In this episode, you're going to meet Shala Nicely, a woman who turned an incredibly adverse, difficult struggle into passion that fuels her purposeful work. 

From the age of 5, Shala struggled with the symptoms of Obsessive-Compulsive Disorder (OCD). Because of these symptoms, her day-to-day life was incredibly scary and difficult, and because of the hold that OCD had over her, she felt like she had to keep it all a secret. That's a big job for a 5-year-old.

After suffering for decades, Shala sought out treatment to get her OCD under control. And she didn't stop there.

Shala is now an OCD survivor, author, advocate and cognitive behavioral therapist specializing in the treatment of OCD and related disorders in Atlanta. She is author of "Is Fred in the Refrigerator? Taming OCD and Reclaiming My Life." 

She is co-founder with Jeff Bell of BeyondtheDoubt.com, an initiative dedicated to helping people learn to thrive through uncertainty. Shala is an advocate for The Adversity 2 Advocacy Alliance and blogs for Psychology Today, offering an inside perspective on life with OCD.

Episode Take-Aways:

  1. Pave the way for others. One of the most fundamental ways we can help other people is to help smooth out the path for them when we have gone before them.
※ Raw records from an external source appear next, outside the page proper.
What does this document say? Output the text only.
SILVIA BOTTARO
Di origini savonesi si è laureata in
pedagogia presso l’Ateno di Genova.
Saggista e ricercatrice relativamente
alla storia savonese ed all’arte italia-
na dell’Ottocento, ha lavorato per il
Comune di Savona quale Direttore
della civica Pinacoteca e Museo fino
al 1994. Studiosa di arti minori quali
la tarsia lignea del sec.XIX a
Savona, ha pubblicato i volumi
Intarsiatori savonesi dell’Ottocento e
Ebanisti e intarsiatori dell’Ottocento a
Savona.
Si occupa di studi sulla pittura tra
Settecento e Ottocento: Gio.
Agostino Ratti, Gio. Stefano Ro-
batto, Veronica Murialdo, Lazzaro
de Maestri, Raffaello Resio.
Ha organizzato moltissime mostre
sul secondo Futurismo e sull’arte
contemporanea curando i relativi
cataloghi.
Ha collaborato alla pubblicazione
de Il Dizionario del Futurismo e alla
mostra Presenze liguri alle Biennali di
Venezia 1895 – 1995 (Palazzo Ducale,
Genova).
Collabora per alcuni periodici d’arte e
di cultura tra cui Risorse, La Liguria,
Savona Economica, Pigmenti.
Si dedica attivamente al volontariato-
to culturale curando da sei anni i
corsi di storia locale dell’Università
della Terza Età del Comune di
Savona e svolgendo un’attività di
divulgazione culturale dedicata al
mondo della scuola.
Some of my most difficult journeys have been made a bit easier because a generous person took me by the hand and helped me move down a path they went down in the past. 
  2. Building your uncertainty muscle. We all have a comfort zone....but we all know that real growth and advancement happens outside of it. One way to help you move outside of your comfort zone is to do it gradually. Build that uncertainty muscle, one "exercise" at a time. Over time, you'll make more progress than you can imagine. 
  3. Assume positive intent. We've all been hurt by the words of others. People can be insensitive and uninformed, and they can say things that truly hurt our feelings, without even realizing it. One way to help yourself minimize the hurt that you might feel, and as an added bonus, preserve or even strengthen the relationship you have with that person, is to assume positive intent. Assume they didn't intentionally try to hurt you. That 1 small assumption can help open your mind to understanding their perspective and having a better conversation about whatever the topic may be.
  4. Get help. If you even suspect that you might be in a situation that could benefit from therapy, please go. Call today. It might seem like an indulgence, but it really isn't. It might seem like something to be ashamed of, but it really isn't. Taking care of your mind is arguably more important than taking care of your physical body. Your clarity, focus, emotional regulation, motivation, drive, calmness, and so much more come from your mind. Be good to it. Get help if you even suspect you might need it.